Même la pluie, d’Iciar BOLLAIN

          Drame historique franco-hispano-mexicain de Iciar Bollain avec Gael Garcia Bernal, Luis Tosar, Carlos Aduviri.

          Sebastian, jeune réalisateur passionné et son équipe arrivent dans le décor somptueux des montagnes boliviennes pour entamer le tournage d’un film. Les budgets de production sont serrés et Costa, le producteur, se félicite de pouvoir employer des comédiens et des figurants locaux à moindre coût. Mais bientôt le tournage est interrompu par la révolte menée par l’un des principaux figurants contre le pouvoir en place qui souhaite privatiser l’accès à l’eau courante. Costa et Sebastian se trouvent malgré eux emportés dans cette lutte pour la survie d’un peuple démuni. Ils devront choisir entre soutenir la cause de la population et la poursuite de leur propre entreprise sur laquelle ils ont tout misé. 

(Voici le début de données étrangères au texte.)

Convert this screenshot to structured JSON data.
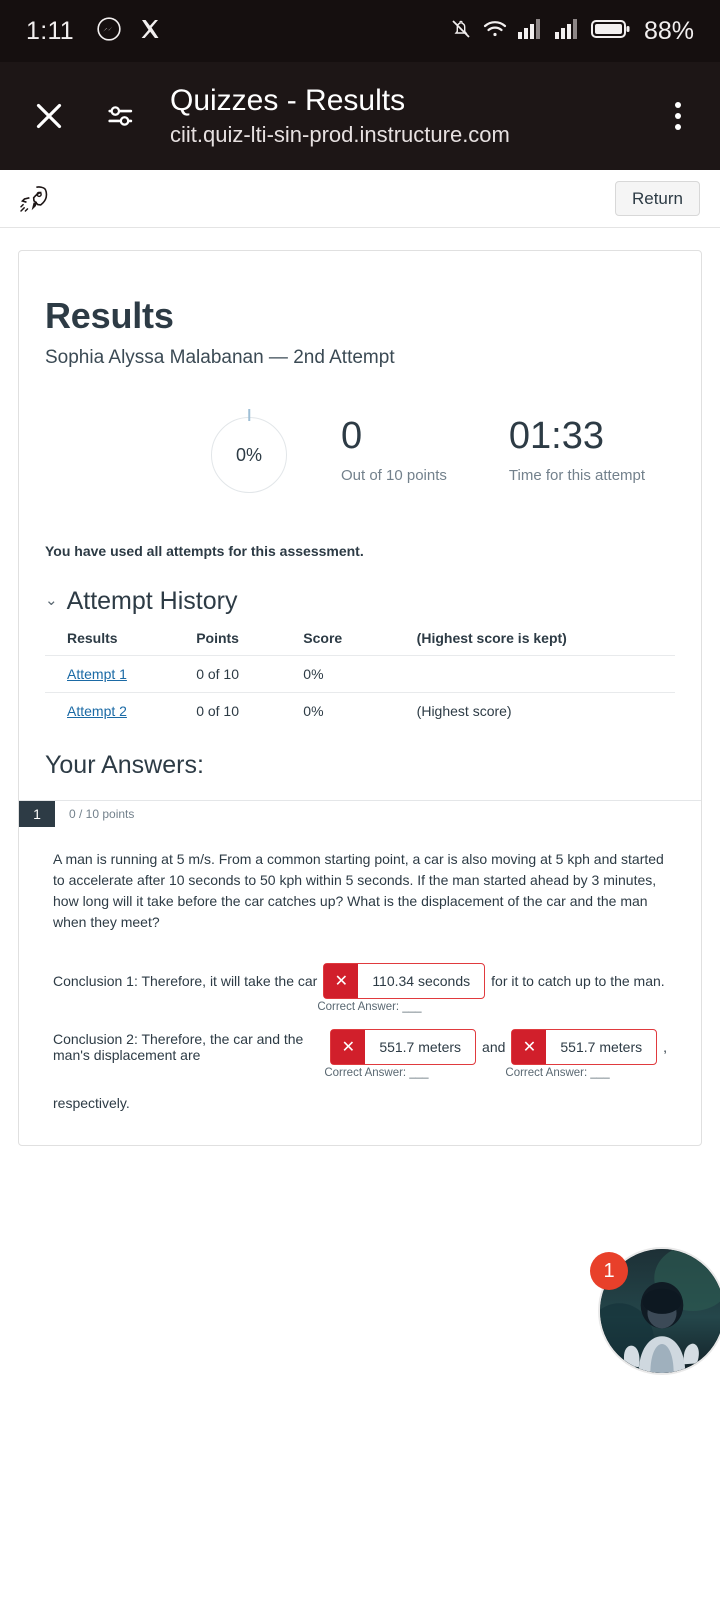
{
  "status_bar": {
    "time": "1:11",
    "battery_percent": "88%",
    "icons": [
      "messenger-icon",
      "x-twitter-icon",
      "notifications-off-icon",
      "wifi-icon",
      "signal-1-icon",
      "signal-2-icon",
      "battery-icon"
    ]
  },
  "app_bar": {
    "title": "Quizzes - Results",
    "url": "ciit.quiz-lti-sin-prod.instructure.com",
    "close_label": "✕",
    "icons": [
      "close-icon",
      "tune-icon",
      "overflow-menu-icon"
    ]
  },
  "toolbar": {
    "rocket_icon": "rocket-icon",
    "return_label": "Return"
  },
  "results": {
    "title": "Results",
    "subtitle": "Sophia Alyssa Malabanan — 2nd Attempt",
    "percent": "0%",
    "points_value": "0",
    "points_caption": "Out of 10 points",
    "time_value": "01:33",
    "time_caption": "Time for this attempt",
    "notice": "You have used all attempts for this assessment."
  },
  "attempt_history": {
    "heading": "Attempt History",
    "chevron": "⌄",
    "columns": [
      "Results",
      "Points",
      "Score",
      "(Highest score is kept)"
    ],
    "rows": [
      {
        "result": "Attempt 1",
        "points": "0 of 10",
        "score": "0%",
        "note": ""
      },
      {
        "result": "Attempt 2",
        "points": "0 of 10",
        "score": "0%",
        "note": "(Highest score)"
      }
    ]
  },
  "your_answers": {
    "heading": "Your Answers:",
    "question": {
      "number": "1",
      "points": "0 / 10 points",
      "text": "A man is running at 5 m/s. From a common starting point, a car is also moving at 5 kph and started to accelerate after 10 seconds to 50 kph within 5 seconds. If the man started ahead by 3 minutes, how long will it take before the car catches up? What is the displacement of the car and the man when they meet?",
      "conclusion1": {
        "prefix": "Conclusion 1: Therefore, it will take the car",
        "answer": "110.34 seconds",
        "suffix": "for it to catch up to the man.",
        "correct_label": "Correct Answer:",
        "correct_value": "___",
        "mark": "✕"
      },
      "conclusion2": {
        "prefix": "Conclusion 2: Therefore, the car and the man's displacement are",
        "answer1": "551.7 meters",
        "joiner": "and",
        "answer2": "551.7 meters",
        "tail": ",",
        "correct_label1": "Correct Answer:",
        "correct_value1": "___",
        "correct_label2": "Correct Answer:",
        "correct_value2": "___",
        "mark": "✕",
        "closing": "respectively."
      }
    }
  },
  "floating_bubble": {
    "badge_count": "1",
    "name": "video-call-bubble"
  },
  "colors": {
    "canvas_dark": "#2d3b45",
    "error_red": "#d11f2b",
    "link_blue": "#1b6aa5",
    "badge_red": "#e8402a"
  }
}
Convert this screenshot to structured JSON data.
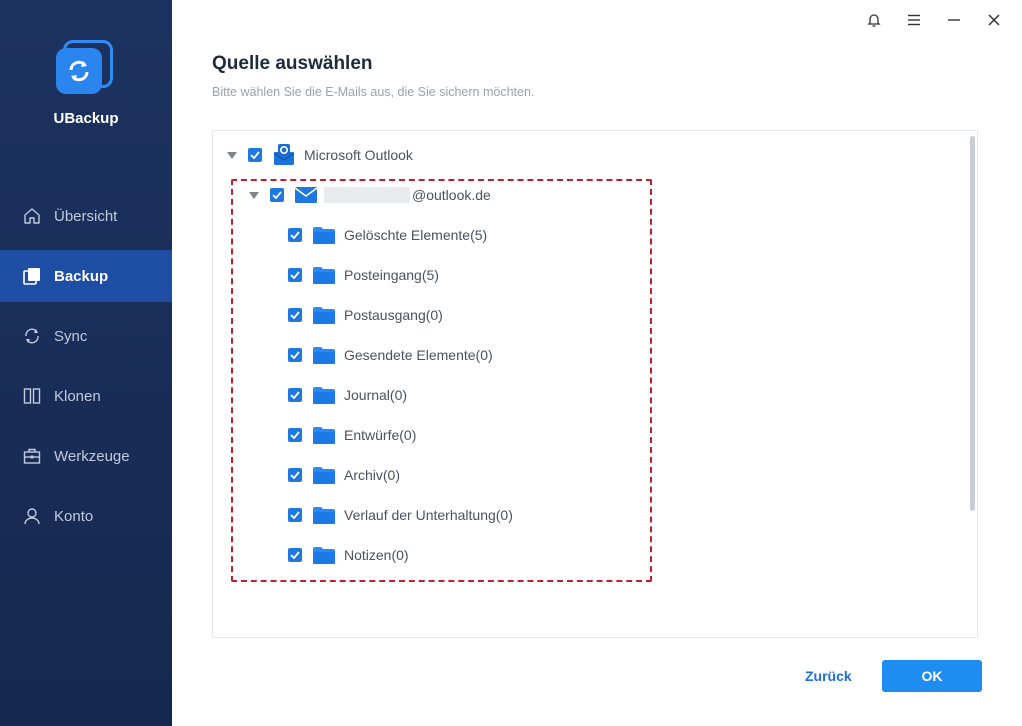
{
  "app": {
    "brand": "UBackup"
  },
  "sidebar": {
    "items": [
      {
        "label": "Übersicht",
        "icon": "home-icon",
        "active": false
      },
      {
        "label": "Backup",
        "icon": "backup-icon",
        "active": true
      },
      {
        "label": "Sync",
        "icon": "sync-icon",
        "active": false
      },
      {
        "label": "Klonen",
        "icon": "clone-icon",
        "active": false
      },
      {
        "label": "Werkzeuge",
        "icon": "toolbox-icon",
        "active": false
      },
      {
        "label": "Konto",
        "icon": "user-icon",
        "active": false
      }
    ]
  },
  "header": {
    "title": "Quelle auswählen",
    "subtitle": "Bitte wählen Sie die E-Mails aus, die Sie sichern möchten."
  },
  "tree": {
    "root": {
      "label": "Microsoft Outlook",
      "checked": true,
      "expanded": true,
      "icon": "outlook-icon"
    },
    "account": {
      "label": "@outlook.de",
      "checked": true,
      "expanded": true,
      "icon": "mail-icon"
    },
    "folders": [
      {
        "label": "Gelöschte Elemente(5)",
        "checked": true
      },
      {
        "label": "Posteingang(5)",
        "checked": true
      },
      {
        "label": "Postausgang(0)",
        "checked": true
      },
      {
        "label": "Gesendete Elemente(0)",
        "checked": true
      },
      {
        "label": "Journal(0)",
        "checked": true
      },
      {
        "label": "Entwürfe(0)",
        "checked": true
      },
      {
        "label": "Archiv(0)",
        "checked": true
      },
      {
        "label": "Verlauf der Unterhaltung(0)",
        "checked": true
      },
      {
        "label": "Notizen(0)",
        "checked": true
      }
    ]
  },
  "footer": {
    "back_label": "Zurück",
    "ok_label": "OK"
  },
  "colors": {
    "sidebar_bg": "#1c3260",
    "active_nav": "#1e4ea4",
    "accent": "#1e8cf0",
    "checkbox": "#1e78e0",
    "highlight_border": "#c0202a"
  }
}
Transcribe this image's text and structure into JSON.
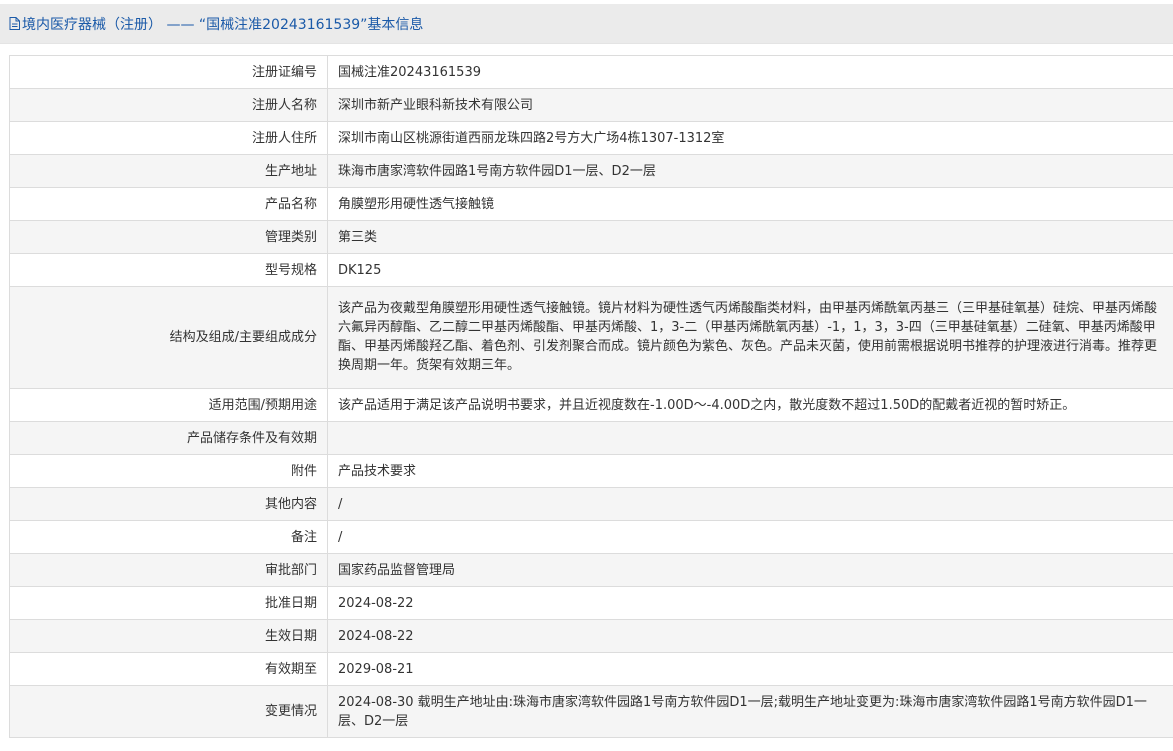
{
  "header": {
    "title": "境内医疗器械（注册） —— “国械注准20243161539”基本信息",
    "icon": "document-icon",
    "color": "#1b5aa8"
  },
  "rows": [
    {
      "label": "注册证编号",
      "value": "国械注准20243161539"
    },
    {
      "label": "注册人名称",
      "value": "深圳市新产业眼科新技术有限公司"
    },
    {
      "label": "注册人住所",
      "value": "深圳市南山区桃源街道西丽龙珠四路2号方大广场4栋1307-1312室"
    },
    {
      "label": "生产地址",
      "value": "珠海市唐家湾软件园路1号南方软件园D1一层、D2一层"
    },
    {
      "label": "产品名称",
      "value": "角膜塑形用硬性透气接触镜"
    },
    {
      "label": "管理类别",
      "value": "第三类"
    },
    {
      "label": "型号规格",
      "value": "DK125"
    },
    {
      "label": "结构及组成/主要组成成分",
      "value": "该产品为夜戴型角膜塑形用硬性透气接触镜。镜片材料为硬性透气丙烯酸酯类材料，由甲基丙烯酰氧丙基三（三甲基硅氧基）硅烷、甲基丙烯酸六氟异丙醇酯、乙二醇二甲基丙烯酸酯、甲基丙烯酸、1，3-二（甲基丙烯酰氧丙基）-1，1，3，3-四（三甲基硅氧基）二硅氧、甲基丙烯酸甲酯、甲基丙烯酸羟乙酯、着色剂、引发剂聚合而成。镜片颜色为紫色、灰色。产品未灭菌，使用前需根据说明书推荐的护理液进行消毒。推荐更换周期一年。货架有效期三年。"
    },
    {
      "label": "适用范围/预期用途",
      "value": "该产品适用于满足该产品说明书要求，并且近视度数在-1.00D～-4.00D之内，散光度数不超过1.50D的配戴者近视的暂时矫正。"
    },
    {
      "label": "产品储存条件及有效期",
      "value": ""
    },
    {
      "label": "附件",
      "value": "产品技术要求"
    },
    {
      "label": "其他内容",
      "value": "/"
    },
    {
      "label": "备注",
      "value": "/"
    },
    {
      "label": "审批部门",
      "value": "国家药品监督管理局"
    },
    {
      "label": "批准日期",
      "value": "2024-08-22"
    },
    {
      "label": "生效日期",
      "value": "2024-08-22"
    },
    {
      "label": "有效期至",
      "value": "2029-08-21"
    },
    {
      "label": "变更情况",
      "value": "2024-08-30 载明生产地址由:珠海市唐家湾软件园路1号南方软件园D1一层;载明生产地址变更为:珠海市唐家湾软件园路1号南方软件园D1一层、D2一层"
    }
  ]
}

          Un film qui me tentait beaucoup et que j’avais bêtement raté au moment de sa sortie. Fort heureusement, Canal + m’a permis de réparer cette grave erreur ! J’attendais beaucoup de ce film dont on m’avait beaucoup parlé. J’aime généralement assez le cinéma sud-américain, surtout quand il est engagé (ce qui est assez souvent le cas). Je trouvais de plus l’idée de la mise en abîme très intéressante. Et puis il y a Gael Garcia Bernal. Qui dit mieux ?

          Avec pareil point de départ, difficile de ne pas ressortir déçu, et pourtant, c’est un pari réussi. Ce film est impressionnant. Le parallèle entre les indiens du temps de Colomb et le traitement qu’on leur inflige aujourd’hui, s’il demeure subtil, est particulièrement éloquent. On n’est pas dans une bête opposition gentils/méchants, courageux/couards, etc, etc. S’il y a forcément un peu de ça, parce que tout de même il y en a qui sont plus responsables que d’autres dans les atrocités commises, les personnages sont contrastés. Là encore, c’est valable tant pour les personnages que pour ce qu’on entraperçoit  à travers le film des hommes qui ont fait l’Histoire.

           Un film intelligent et bien mené. L’histoire, assez complexe, est efficace. Les acteurs sont très bons. Mais on savait déjà que Gael Garcia Bernal frôlait la perfection, je ne vous apprend donc rien. Je n’ai pas grand chose à redire à ce film. Sur la fin, c’est sans doute un peu tiré par les cheveux. Il y a une scène où on se croirait presque dans un film de zombis où le héros reste seul dans une ville dévastée. Cette fin pourrait être dommageable. Après tant de saloperies dites ou faites pour l’amour de l’art, se découvrir une conscience sur la fin est une concession aux normes hollywoodiennes dont le réalisateur aurait peut-être pu se passer. Cela dit, on lui pardonne parce que 1) il reste assez de protagonistes lâches et sans pitié pour que l’équilibre du monde soit préservé, 2) on a beau dire, au fond, on aime bien quand même les « belles » histoires quand elles sont bien racontées.

          J’ai beaucoup aimé ce film. Assez inhabituel dans la manière dont il est construit, avec une mise en abîme habilement réalisée. Il aborde la question épineuse du massacre des indiens assez intelligemment, tentant de présenter le sujet dans toute sa complexité. Le parallèle fait avec la manière dont sont actuellement traités les indiens est également intéressant. On peut peut-être toutefois regretter qu’il ne soit pas un peu plus appuyé et que le réalisateur ne prenne pas une position plus marquée. Cela dit, malgré mon amour pour les films engagés, cela aurait vite pu sombrer dans la caricature. Arrêtons donc de chipoter et concluons en disant que ce film a tout pour lui. Un grand moment de cinéma.